Wien – Einer der erstaunlichsten österreichischen Spielfilme seit langem blieb vor drei Jahren beinahe unbemerkt. In seinem Debüt Mein blindes Herz erzählt Peter Brunner, geboren 1983 in Wien, die Geschichte eines am Marfan-Syndrom erkrankten Mannes. Zu den häufigen Symptomen des genetischen Defekts zählen die Ablösung der Netzhaut sowie eine Fehlfunktion des Herzens und Spinnenfingrigkeit. Christos Haas, selbst von der Krankheit betroffen, spielte diesen Mann, der sich gewaltsam von seiner Mutter löst und mit der jungen Ausreißerin Conny (Jana McKinnon) in einem aufgelassenen Dachboden Unterschlupf findet, einem Fluchtort, der kein Zuhause wird.

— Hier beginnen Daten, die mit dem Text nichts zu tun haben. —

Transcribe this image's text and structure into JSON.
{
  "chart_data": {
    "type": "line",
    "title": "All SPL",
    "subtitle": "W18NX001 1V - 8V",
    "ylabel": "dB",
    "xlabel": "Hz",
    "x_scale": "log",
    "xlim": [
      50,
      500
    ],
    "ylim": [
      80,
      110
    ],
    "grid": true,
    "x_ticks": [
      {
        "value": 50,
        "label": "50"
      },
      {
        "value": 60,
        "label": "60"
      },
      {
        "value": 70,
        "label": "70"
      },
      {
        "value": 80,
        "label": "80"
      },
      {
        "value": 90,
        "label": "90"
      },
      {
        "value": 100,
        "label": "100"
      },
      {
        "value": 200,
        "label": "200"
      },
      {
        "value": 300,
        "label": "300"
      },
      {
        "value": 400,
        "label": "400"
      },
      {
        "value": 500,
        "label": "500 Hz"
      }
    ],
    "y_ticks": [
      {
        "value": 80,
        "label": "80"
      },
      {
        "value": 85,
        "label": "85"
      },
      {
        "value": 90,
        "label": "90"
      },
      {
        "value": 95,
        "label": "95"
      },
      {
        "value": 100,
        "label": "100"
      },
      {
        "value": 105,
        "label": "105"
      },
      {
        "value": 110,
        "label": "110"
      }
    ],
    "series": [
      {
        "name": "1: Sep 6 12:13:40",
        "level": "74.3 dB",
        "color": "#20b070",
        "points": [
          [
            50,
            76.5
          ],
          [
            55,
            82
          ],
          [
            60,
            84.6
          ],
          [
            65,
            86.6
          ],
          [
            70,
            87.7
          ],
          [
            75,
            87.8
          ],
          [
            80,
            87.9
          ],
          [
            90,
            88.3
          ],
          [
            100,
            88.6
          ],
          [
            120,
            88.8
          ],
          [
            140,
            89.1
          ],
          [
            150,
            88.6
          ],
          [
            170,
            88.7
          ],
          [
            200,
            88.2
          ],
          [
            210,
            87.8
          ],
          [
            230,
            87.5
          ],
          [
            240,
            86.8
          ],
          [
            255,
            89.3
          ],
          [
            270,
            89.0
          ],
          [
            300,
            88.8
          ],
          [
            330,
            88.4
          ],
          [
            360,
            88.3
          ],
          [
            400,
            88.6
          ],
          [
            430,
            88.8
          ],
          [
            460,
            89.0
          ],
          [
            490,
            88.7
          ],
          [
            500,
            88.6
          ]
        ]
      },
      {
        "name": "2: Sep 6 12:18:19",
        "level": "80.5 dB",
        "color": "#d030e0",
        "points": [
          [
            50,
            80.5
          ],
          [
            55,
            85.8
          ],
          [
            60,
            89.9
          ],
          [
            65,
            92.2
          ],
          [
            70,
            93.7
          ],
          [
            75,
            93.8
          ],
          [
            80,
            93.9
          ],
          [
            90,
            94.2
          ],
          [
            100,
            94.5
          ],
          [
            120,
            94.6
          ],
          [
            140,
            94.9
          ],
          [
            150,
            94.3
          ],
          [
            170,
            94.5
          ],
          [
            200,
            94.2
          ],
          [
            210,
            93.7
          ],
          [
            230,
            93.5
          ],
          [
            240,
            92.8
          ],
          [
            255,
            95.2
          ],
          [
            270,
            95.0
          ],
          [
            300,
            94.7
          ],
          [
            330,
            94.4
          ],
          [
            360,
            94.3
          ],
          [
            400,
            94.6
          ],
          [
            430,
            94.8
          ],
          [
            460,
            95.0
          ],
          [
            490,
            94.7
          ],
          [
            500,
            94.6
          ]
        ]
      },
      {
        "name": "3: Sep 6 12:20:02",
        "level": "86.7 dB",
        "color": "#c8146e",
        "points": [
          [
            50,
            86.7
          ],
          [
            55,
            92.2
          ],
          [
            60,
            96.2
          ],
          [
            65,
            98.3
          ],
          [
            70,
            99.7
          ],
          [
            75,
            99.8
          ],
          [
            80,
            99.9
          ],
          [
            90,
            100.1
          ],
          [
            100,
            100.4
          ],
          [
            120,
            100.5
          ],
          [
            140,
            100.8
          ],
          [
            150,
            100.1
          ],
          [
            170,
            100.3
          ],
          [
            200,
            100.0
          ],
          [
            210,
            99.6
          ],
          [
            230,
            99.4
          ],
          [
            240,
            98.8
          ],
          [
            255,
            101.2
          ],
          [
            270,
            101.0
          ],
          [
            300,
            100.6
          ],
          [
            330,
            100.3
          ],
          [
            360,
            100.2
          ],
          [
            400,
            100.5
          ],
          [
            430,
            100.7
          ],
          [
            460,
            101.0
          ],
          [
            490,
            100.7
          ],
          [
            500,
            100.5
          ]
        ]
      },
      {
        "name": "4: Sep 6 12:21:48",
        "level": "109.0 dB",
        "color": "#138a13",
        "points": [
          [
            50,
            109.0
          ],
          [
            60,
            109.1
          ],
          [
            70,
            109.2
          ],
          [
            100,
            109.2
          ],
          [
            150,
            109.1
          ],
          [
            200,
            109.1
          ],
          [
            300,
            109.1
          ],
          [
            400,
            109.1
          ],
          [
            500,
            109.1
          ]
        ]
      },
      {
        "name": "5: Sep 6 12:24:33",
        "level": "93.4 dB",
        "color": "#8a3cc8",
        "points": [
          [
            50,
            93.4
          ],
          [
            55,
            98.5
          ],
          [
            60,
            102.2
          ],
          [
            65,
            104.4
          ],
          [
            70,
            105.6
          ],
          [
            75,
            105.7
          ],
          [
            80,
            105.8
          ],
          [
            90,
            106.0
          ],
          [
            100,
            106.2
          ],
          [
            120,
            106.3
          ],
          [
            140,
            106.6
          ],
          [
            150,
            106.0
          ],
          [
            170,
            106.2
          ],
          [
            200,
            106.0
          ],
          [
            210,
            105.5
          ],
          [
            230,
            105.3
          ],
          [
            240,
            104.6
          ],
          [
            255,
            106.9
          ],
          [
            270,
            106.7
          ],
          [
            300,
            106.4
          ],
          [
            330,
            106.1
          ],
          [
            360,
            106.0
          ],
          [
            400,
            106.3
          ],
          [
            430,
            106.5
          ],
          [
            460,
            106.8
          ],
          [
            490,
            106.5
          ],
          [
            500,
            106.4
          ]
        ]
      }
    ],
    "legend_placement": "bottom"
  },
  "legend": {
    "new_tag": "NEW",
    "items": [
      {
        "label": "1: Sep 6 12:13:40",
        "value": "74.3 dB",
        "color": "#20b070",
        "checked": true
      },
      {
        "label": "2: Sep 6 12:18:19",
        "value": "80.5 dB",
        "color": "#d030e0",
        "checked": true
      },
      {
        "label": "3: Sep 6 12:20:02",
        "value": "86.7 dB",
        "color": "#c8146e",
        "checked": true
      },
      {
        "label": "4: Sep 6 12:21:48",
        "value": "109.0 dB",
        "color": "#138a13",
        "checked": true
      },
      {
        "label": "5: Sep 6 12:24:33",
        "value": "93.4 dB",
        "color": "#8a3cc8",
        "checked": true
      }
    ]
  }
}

Das Begreifen geht dem Verstehen voraus: Eine Großmutter, die ihren Abschied aus dem Leben vorbereitet, ist das Zentrum von Peter Brunners außergewöhnlichem Film "Jeder der fällt hat Flügel".
Foto: Cataract Vision

Das Bemerkenswerte an diesem in stechendem Schwarz-Weiß gehaltenen Film ist die Art und Weise, wie Brunner sich dem Innenleben seines Protagonisten – den der Filmemacher seit der Schulzeit persönlich kennt – nähert, der sich beinahe gänzlich erblindet der Realität und seiner Außenwelt stellt. Brunner versucht erst gar nicht mithilfe von Kameratechnik die Einschränkung zu imitieren, sondern entwirft einen Erfahrungsraum aus Gedanken und Assoziationen. "Das Leben ist wie Kriegführen", bemerkt die aus dem Off flüsternde Stimme. "Wir sitzen in einem Theater der Grausamkeit, das weder Bühnen oder Reihen noch Sitzplätze kennt. Schöpfung durch Zerstörung."

Mein blindes Herz macht diesen Prozess der Zerstörung, aus dem etwas Neues, aber ebenso Gewaltvolles entsteht, spürbar, indem er dafür eine ganz eigene Sprache entwickelt: abstrakt, experimentell, haptisch – das alles sind nur Hilfsbegriffe, um dieser Besonderheit dieser Grenzerfahrung gerecht zu werden.

Cataract Vision

Seltene Eindringlichkeit

Auf den ersten Blick wirkt Jeder der fällt hat Flügel homogener als sein Vorgänger, wenngleich auch Brunners zweite Arbeit sich keiner Erzählung widmet, sondern einem Gefühlszustand annähert. Jana McKinnon, das Mädchen aus Mein blindes Herz, taucht hier als 15-jährige Enkelin auf, die mit ihrer kleinen Schwester ihre Großmutter besucht – wahrscheinlich zum letzten Mal.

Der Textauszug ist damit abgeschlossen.